LUXEMBOURG
AUDREY SOMNARD

Les entreprises sont de plus en plus sensibles à la responsabilité sociétale (RSE),

Les CEO ont compris qu’au-delà des mesures étatiques, les entreprises ont également leur part à jouer pour améliorer les conditions de travail, et donc de vie, des employés. Un enjeu de société que le réseau IMS a voulu mesurer auprès de ses membres. C’est donc en collaboration avec le LISER, TNS Ilres et le ministère de Travail, qu’IMS a mené pour la première fois l’enquête auprès de ses membres pour évaluer leur niveau d’engagement dans le domaine de la Responsabilité Sociétale des Entreprises (RSE) et plus spécifiquement leur potentielle contribution à l’Agenda 2030 luxembourgeois.

C’est en 2017, que les entreprises membres du réseau IMS, représentant 15% de la masse salariale au Luxembourg, ont répondu à un questionnaire afin de mesurer leur niveau de maturité et leur aptitude à contribuer aux 17 Objectifs de Développement Durable. Si certains concernent des priorités déjà atteintes au Luxembourg, comme l’accès à l’eau salubre ou à une éducation de qualité, les entreprises luxembourgeoises peuvent contribuer directement avec leurs actions à d’autres objectifs comme la lutte contre le changement climatique ou la consommation ou production responsable. Sur les 110 entreprises membres du réseau IMS, 55 personnes de contact et 28 CEO ont répondu à l’enquête pour un taux de réponse de 38%.

La RSE, une opportunité avant tout

Première bonne nouvelle, 90% des CEO considèrent la RSE comme une opportunité de développement de leur entreprise. Et 47% y voient même une opportunité de répondre aux besoins du marché. Une majorité des répondants, 60%, a nommé une personne de référence RSE, mais c’est seulement dans 13% des cas que cette dernière est entièrement dédiée à cette tâche. Le rôle central des salariés est pour l’IMS un indicateur du potentiel humain pour la meilleure intégration de la RSE au sein des entreprises.

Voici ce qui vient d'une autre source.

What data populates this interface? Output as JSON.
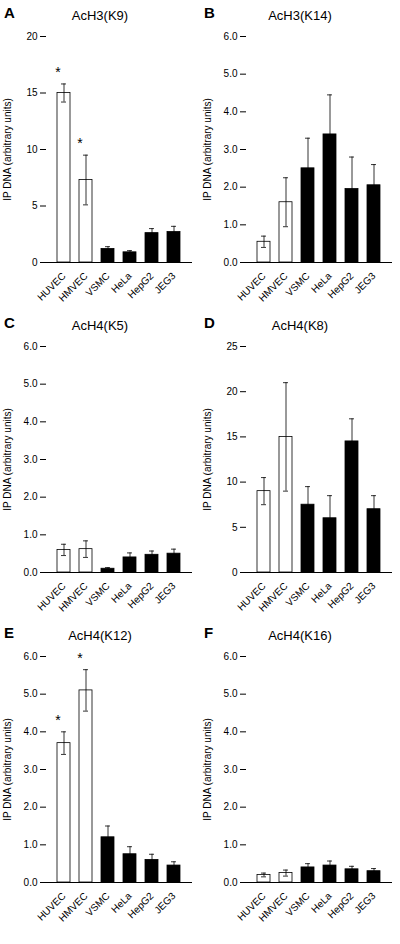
{
  "chart_data": [
    {
      "type": "bar",
      "title": "AcH3(K9)",
      "ylabel": "IP DNA (arbitrary units)",
      "categories": [
        "HUVEC",
        "HMVEC",
        "VSMC",
        "HeLa",
        "HepG2",
        "JEG3"
      ],
      "values": [
        15.0,
        7.3,
        1.2,
        0.9,
        2.6,
        2.7
      ],
      "errors": [
        0.8,
        2.2,
        0.2,
        0.15,
        0.4,
        0.5
      ],
      "colors": [
        "white",
        "white",
        "black",
        "black",
        "black",
        "black"
      ],
      "ylim": [
        0,
        20
      ],
      "yticks": [
        0,
        5,
        10,
        15,
        20
      ],
      "annotations": [
        {
          "text": "A"
        },
        {
          "text": "*",
          "category": "HUVEC"
        },
        {
          "text": "*",
          "category": "HMVEC"
        }
      ]
    },
    {
      "type": "bar",
      "title": "AcH3(K14)",
      "ylabel": "IP DNA (arbitrary units)",
      "categories": [
        "HUVEC",
        "HMVEC",
        "VSMC",
        "HeLa",
        "HepG2",
        "JEG3"
      ],
      "values": [
        0.55,
        1.6,
        2.5,
        3.4,
        1.95,
        2.05
      ],
      "errors": [
        0.15,
        0.65,
        0.8,
        1.05,
        0.85,
        0.55
      ],
      "colors": [
        "white",
        "white",
        "black",
        "black",
        "black",
        "black"
      ],
      "ylim": [
        0,
        6
      ],
      "yticks": [
        0,
        1,
        2,
        3,
        4,
        5,
        6
      ],
      "annotations": [
        {
          "text": "B"
        }
      ]
    },
    {
      "type": "bar",
      "title": "AcH4(K5)",
      "ylabel": "IP DNA (arbitrary units)",
      "categories": [
        "HUVEC",
        "HMVEC",
        "VSMC",
        "HeLa",
        "HepG2",
        "JEG3"
      ],
      "values": [
        0.6,
        0.62,
        0.1,
        0.4,
        0.47,
        0.5
      ],
      "errors": [
        0.15,
        0.22,
        0.03,
        0.12,
        0.1,
        0.12
      ],
      "colors": [
        "white",
        "white",
        "black",
        "black",
        "black",
        "black"
      ],
      "ylim": [
        0,
        6
      ],
      "yticks": [
        0,
        1,
        2,
        3,
        4,
        5,
        6
      ],
      "annotations": [
        {
          "text": "C"
        }
      ]
    },
    {
      "type": "bar",
      "title": "AcH4(K8)",
      "ylabel": "IP DNA (arbitrary units)",
      "categories": [
        "HUVEC",
        "HMVEC",
        "VSMC",
        "HeLa",
        "HepG2",
        "JEG3"
      ],
      "values": [
        9.0,
        15.0,
        7.5,
        6.0,
        14.5,
        7.0
      ],
      "errors": [
        1.5,
        6.0,
        2.0,
        2.5,
        2.5,
        1.5
      ],
      "colors": [
        "white",
        "white",
        "black",
        "black",
        "black",
        "black"
      ],
      "ylim": [
        0,
        25
      ],
      "yticks": [
        0,
        5,
        10,
        15,
        20,
        25
      ],
      "annotations": [
        {
          "text": "D"
        }
      ]
    },
    {
      "type": "bar",
      "title": "AcH4(K12)",
      "ylabel": "IP DNA (arbitrary units)",
      "categories": [
        "HUVEC",
        "HMVEC",
        "VSMC",
        "HeLa",
        "HepG2",
        "JEG3"
      ],
      "values": [
        3.7,
        5.1,
        1.2,
        0.75,
        0.6,
        0.45
      ],
      "errors": [
        0.3,
        0.55,
        0.3,
        0.2,
        0.15,
        0.1
      ],
      "colors": [
        "white",
        "white",
        "black",
        "black",
        "black",
        "black"
      ],
      "ylim": [
        0,
        6
      ],
      "yticks": [
        0,
        1,
        2,
        3,
        4,
        5,
        6
      ],
      "annotations": [
        {
          "text": "E"
        },
        {
          "text": "*",
          "category": "HUVEC"
        },
        {
          "text": "*",
          "category": "HMVEC"
        }
      ]
    },
    {
      "type": "bar",
      "title": "AcH4(K16)",
      "ylabel": "IP DNA (arbitrary units)",
      "categories": [
        "HUVEC",
        "HMVEC",
        "VSMC",
        "HeLa",
        "HepG2",
        "JEG3"
      ],
      "values": [
        0.2,
        0.25,
        0.4,
        0.45,
        0.35,
        0.3
      ],
      "errors": [
        0.05,
        0.08,
        0.1,
        0.12,
        0.08,
        0.07
      ],
      "colors": [
        "white",
        "white",
        "black",
        "black",
        "black",
        "black"
      ],
      "ylim": [
        0,
        6
      ],
      "yticks": [
        0,
        1,
        2,
        3,
        4,
        5,
        6
      ],
      "annotations": [
        {
          "text": "F"
        }
      ]
    }
  ]
}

C’est le volet social qui est souvent la priorité dans les entreprises luxembourgeoises, notamment le bien-être du collaborateur, constituant l’une des préoccupations principale des répondants. 89% des entreprises répondantes à l’enquête estiment avoir pris des mesures pour le bien-être au travail: santé et sécurité (98%), équipement des locaux (93%), équilibre vie professionnelle et vie privée (90%), gestion du stress (68%), trajet entre domicile et bureau (65%) sont autant de mesures que les entreprises estiment importantes pour améliorer la qualité de vie de leurs employés.

En termes de mobilité durable, là aussi les entreprises sondées mettent en place des mesures concrètes puisque 79% instaurent des horaires flexibles, 51% proposent le mPass pour encourager l’utilisation des transports publics ainsi que des structures pour vélos. Parmi les 17 objectifs de Développement durable à objectif 2030, le 5ème consacré à l’égalité des sexes est une priorité au Luxembourg. C’est le seul qui se caractérise par une proportion de CEO le considérant comme plus important stratégiquement (pour 57%) que urgent à traiter par le pays (41%). Ils considèrent ainsi que ce sujet doit être prioritairement traité au sein des entreprises quand l’Etat a déjà mis en place un certain nombre de dispositifs incitatifs (programme Actions Positives, par exemple).

Paradoxalement, la situation du pays est loin d’être exemplaire. Elle se dégrade même, malgré les efforts affichés des dirigeants. L’index de l’égalité des genres développé par le Forum Économique Mondial a ainsi regressé ces dernières années. On observe qu’entre 2006 et 2012, le Luxembourg a considérablement amélioré son score. Mais à partir de 2012, la tendance s’est néanmoins inversée et en cinq ans, le Luxembourg a perdu 379 points de base, le classant in fine 56ème sur 144 pays en 2017. Bien loin derrière l’Islande, leader en la matière.